A behind-the-scenes story of a high-stakes political drama that dared the country and its citizens to look into the mirror - and change. Robert Kennedy had an early mistrust of Dr. Martin Luther King and his tactics, but became one of the civil rights movement’s greatest champions. Through Kennedy’s transformative experience, the victories and defeats of an era are retold for a new generation.
An L.A. Theatre Works full cast performance featuring (in alphabetical order): Michael Leydon Campbell as Burke Marshall, Others; Philip Casnoff as John F Kennedy (JFK), Others; Henry Clarke as Robert F Kennedy (RFK); Kyle Colerider-Krugh as Byron White, Others; Kevin Daniels as Martin Luther King, Jr. (MLK); Ross Hellwig as Harris Wofford, Others; Thomas Vincent Kelly as John Seigenthaler, Others; Sheilynn Wactor as Coretta Scott King, Others; and John Wesley as Louis Martin, Others. Directed by John Rubinstein. Recorded before a live audience at the Skirball Cultural Center, Los Angeles, in March 2010.
Cosa pensando gli ascoltatori di RFK: The Journey to Justice
- Margherita Timeus
The subject is easy, not very original and a bit hagiographic. And it presents itself without a great effort of creativity, facts are there, dialogues are already written and documented, characters are evident and already popular and portraited.
However, well written, with a good work in recalling and choosing eminent facts and significant moments, and also developed in a lively way, somewhere funny (to choose Hoover as caricatural exhilarating figure is lovely...), somewhere touching (music helps, and history itself too, as well...).
And very well played (it's an audiodrama, not a simple audiobook). A very high level, for a production that comes from an university job.

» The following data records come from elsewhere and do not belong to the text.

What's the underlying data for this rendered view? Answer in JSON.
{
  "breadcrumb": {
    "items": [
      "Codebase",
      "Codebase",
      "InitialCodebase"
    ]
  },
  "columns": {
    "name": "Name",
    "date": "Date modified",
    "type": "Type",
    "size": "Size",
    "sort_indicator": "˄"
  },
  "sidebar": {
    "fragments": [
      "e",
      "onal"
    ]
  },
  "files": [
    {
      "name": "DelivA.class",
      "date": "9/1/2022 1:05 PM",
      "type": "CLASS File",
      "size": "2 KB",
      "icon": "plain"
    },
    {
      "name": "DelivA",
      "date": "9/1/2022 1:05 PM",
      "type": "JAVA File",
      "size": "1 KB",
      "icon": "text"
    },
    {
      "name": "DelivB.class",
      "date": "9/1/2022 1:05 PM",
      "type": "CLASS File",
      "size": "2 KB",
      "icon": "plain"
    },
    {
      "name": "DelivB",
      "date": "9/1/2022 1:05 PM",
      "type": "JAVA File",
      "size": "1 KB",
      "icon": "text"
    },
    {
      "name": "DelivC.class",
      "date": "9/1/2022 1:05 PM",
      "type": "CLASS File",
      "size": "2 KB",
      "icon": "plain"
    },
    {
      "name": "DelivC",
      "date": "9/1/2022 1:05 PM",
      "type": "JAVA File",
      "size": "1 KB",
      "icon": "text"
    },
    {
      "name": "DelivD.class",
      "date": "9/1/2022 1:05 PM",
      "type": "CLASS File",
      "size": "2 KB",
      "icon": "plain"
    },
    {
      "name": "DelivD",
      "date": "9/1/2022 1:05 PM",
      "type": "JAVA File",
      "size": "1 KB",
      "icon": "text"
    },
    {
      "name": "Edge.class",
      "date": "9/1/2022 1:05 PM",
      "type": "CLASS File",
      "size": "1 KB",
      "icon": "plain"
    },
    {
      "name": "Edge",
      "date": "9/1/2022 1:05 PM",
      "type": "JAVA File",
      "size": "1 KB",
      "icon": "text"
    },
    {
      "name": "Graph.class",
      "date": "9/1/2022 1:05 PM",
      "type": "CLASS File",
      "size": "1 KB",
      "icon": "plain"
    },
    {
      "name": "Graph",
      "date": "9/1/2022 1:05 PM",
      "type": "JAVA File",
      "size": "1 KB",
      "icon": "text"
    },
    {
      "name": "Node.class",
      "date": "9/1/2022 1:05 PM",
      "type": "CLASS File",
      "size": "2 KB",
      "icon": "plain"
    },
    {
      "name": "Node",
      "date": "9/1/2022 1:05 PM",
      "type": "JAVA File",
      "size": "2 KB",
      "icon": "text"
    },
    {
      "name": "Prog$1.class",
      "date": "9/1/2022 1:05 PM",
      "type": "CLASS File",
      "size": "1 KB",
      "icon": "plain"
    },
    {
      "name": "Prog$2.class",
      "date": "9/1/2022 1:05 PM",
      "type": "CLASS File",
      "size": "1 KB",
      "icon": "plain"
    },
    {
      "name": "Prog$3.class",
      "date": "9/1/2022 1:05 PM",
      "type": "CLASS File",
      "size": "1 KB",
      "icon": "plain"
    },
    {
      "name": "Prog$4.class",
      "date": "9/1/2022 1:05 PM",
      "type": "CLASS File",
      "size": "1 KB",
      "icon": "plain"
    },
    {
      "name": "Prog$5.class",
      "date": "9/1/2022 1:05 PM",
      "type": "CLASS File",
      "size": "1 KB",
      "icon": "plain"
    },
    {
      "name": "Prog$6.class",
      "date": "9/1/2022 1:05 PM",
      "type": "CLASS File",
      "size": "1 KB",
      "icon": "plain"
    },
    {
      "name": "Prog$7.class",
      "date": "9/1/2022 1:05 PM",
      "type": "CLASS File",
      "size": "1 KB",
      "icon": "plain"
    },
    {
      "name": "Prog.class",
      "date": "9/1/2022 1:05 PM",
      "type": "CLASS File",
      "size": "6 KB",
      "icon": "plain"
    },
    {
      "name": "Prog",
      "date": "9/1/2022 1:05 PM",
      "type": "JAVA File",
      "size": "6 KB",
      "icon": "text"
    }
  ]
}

Good listening, happy choise. I've appreciated... 😍
- S. Brown
I was a child as many if these events unfolded. I remember the angst and travail of simply existing in a world where I was not wanted. I remember the discomfort of seeing my articulate, educated, law abiding, socially engaged parents looked at as less than. I can recall the pain of not knowing if I would ever be valued outside my own home. This story; the way it is told and the evolution of the relationship between RFK and MLK; gives me hope for today and (in somes ways) helps to sooth the wounds of yesterday. I grew to adulthood wondering what the world would have been if the two men had survived. This book recreates a sense of urgency and hope. I would recommend it to everyone who is seeking to understand the undercurrents of the times in which we live.